Prepare your Installation Media and Boot From It

Ideally, prepare your installation media for direct compatibility with how you intend to use the server.

  • If you plan to use UEFI BIOS mode for Windows Server, prepare your installation media for UEFI mode. You may also need to disable Secure Boot.
  • If you plan to use Legacy BIOS mode for Windows Server, prepare your installation media for Legacy BIOS MBR mode.

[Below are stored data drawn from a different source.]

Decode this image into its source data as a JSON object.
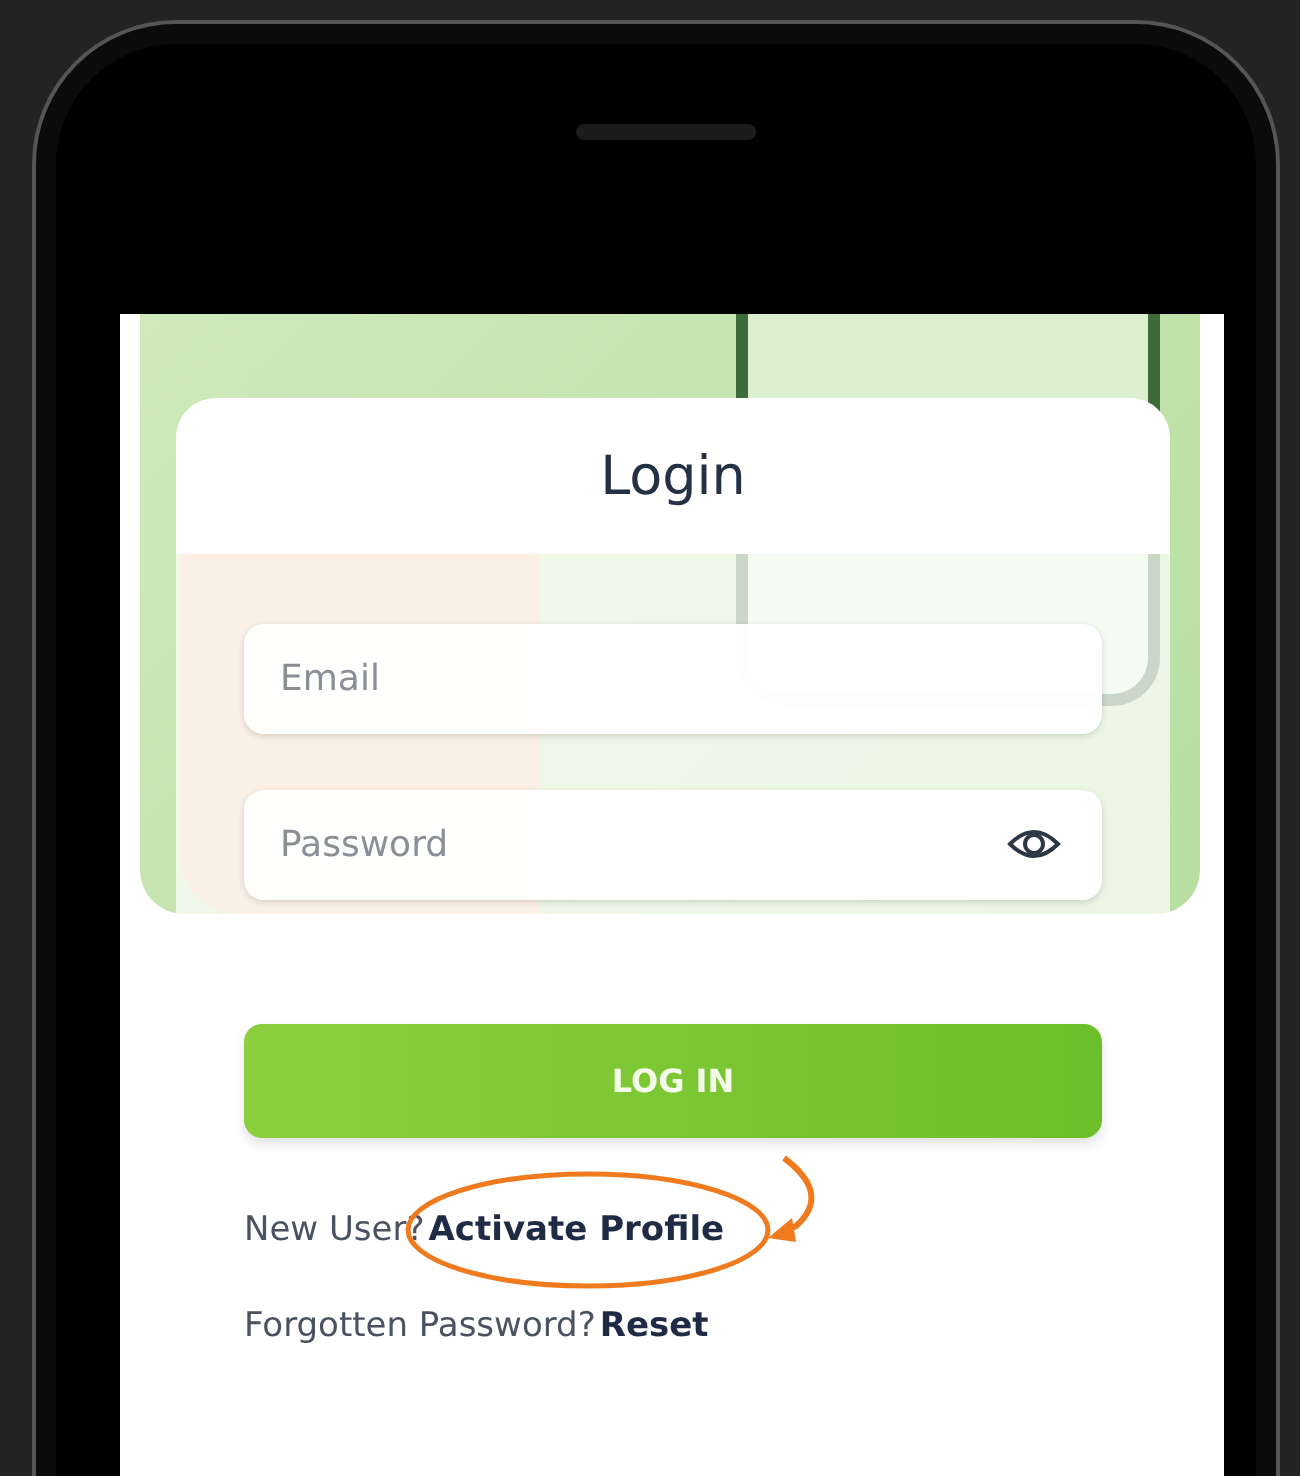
{
  "title": "Login",
  "fields": [
    {
      "kind": "text",
      "placeholder": "Email"
    },
    {
      "kind": "password",
      "placeholder": "Password"
    }
  ],
  "login_button": "LOG IN",
  "prompts": [
    {
      "text": "New User?",
      "link": "Activate Profile",
      "highlighted": true
    },
    {
      "text": "Forgotten Password?",
      "link": "Reset",
      "highlighted": false
    }
  ]
}
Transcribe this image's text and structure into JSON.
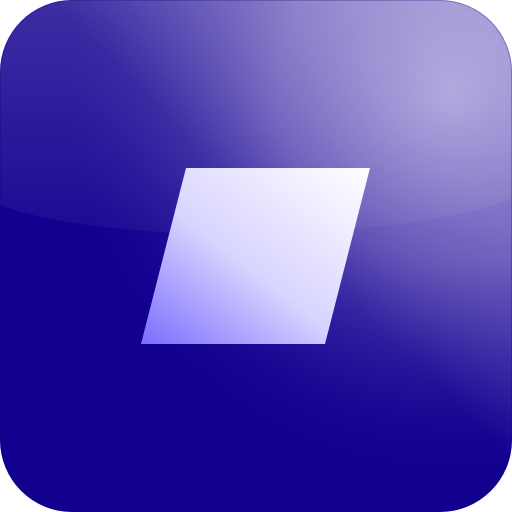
{
  "icon": {
    "name": "app-icon",
    "glyph": "parallelogram-logo",
    "colors": {
      "base": "#12008f",
      "base_light": "#8b7fc8",
      "highlight": "#ffffff",
      "glyph_top": "#ffffff",
      "glyph_bottom": "#7a6cff"
    }
  }
}
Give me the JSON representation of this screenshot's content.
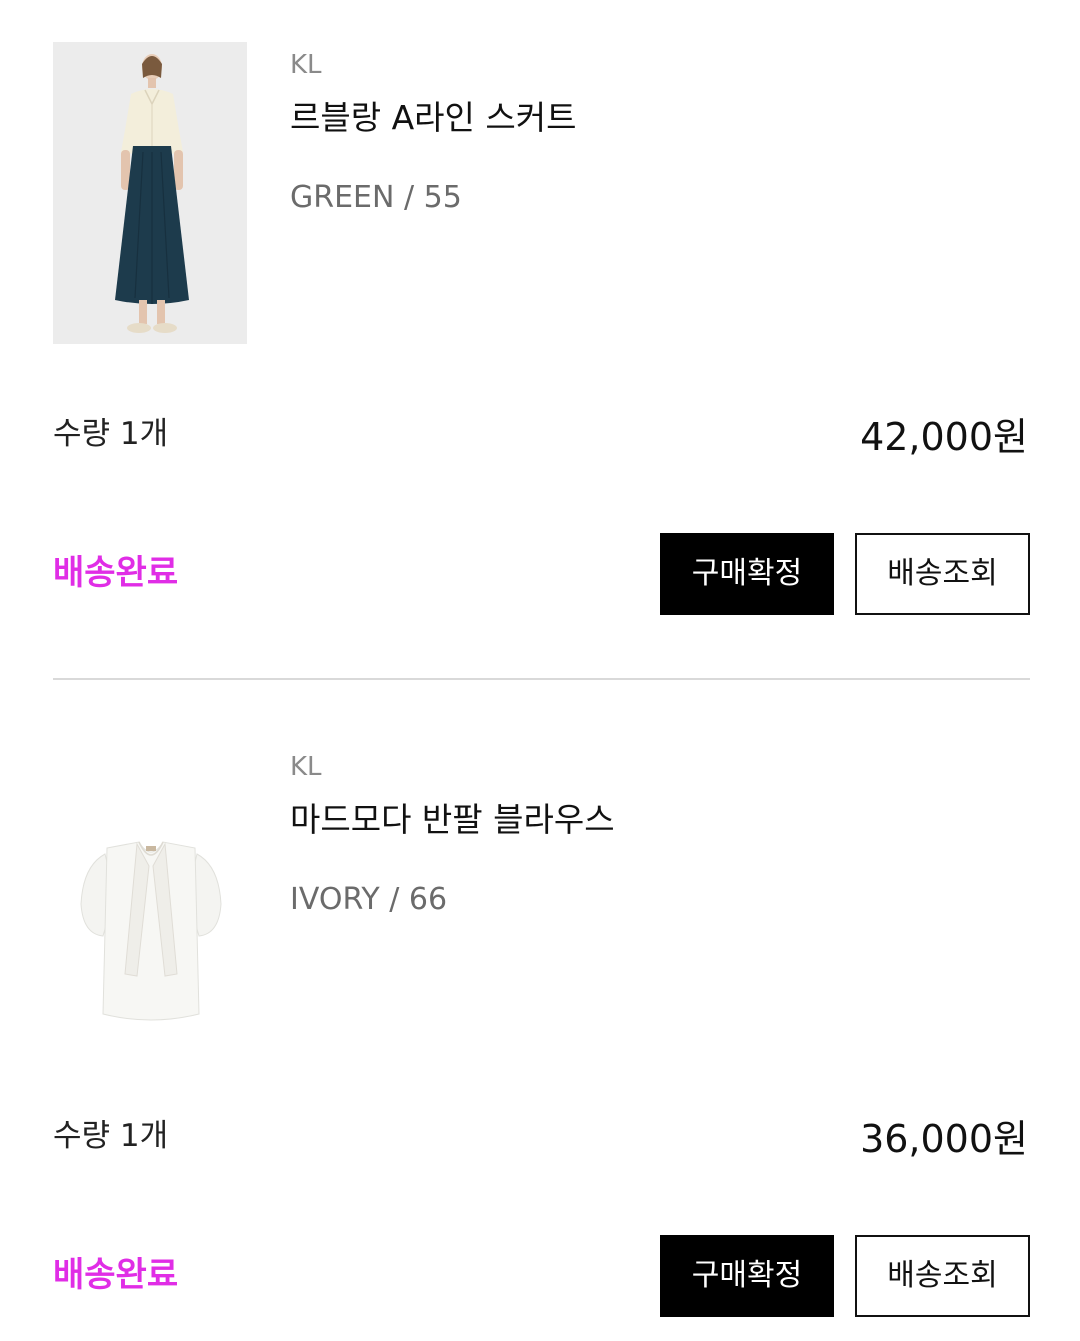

Whereas some tools like ISO2USB produce media that is usually bootable by both UEFI and Legacy mode, this isn't helpful, as you can't be sure which mode the system has booted in.

This is especially important on some server platforms, such as the S1200V3RPL, which support EFI Optimised Mode Enabled (EFI only) and EFI Optimised Mode Disabled (EFI and Legacy support).

Preparing Installation Media for Legacy BIOS

  • Set your main BIOS to the correct mode.
  • Use Rufus to prepare your USB pen drive from your installation ISO, and ensure that you select MBR partition scheme for BIOS or UEFI (as this is the closest option)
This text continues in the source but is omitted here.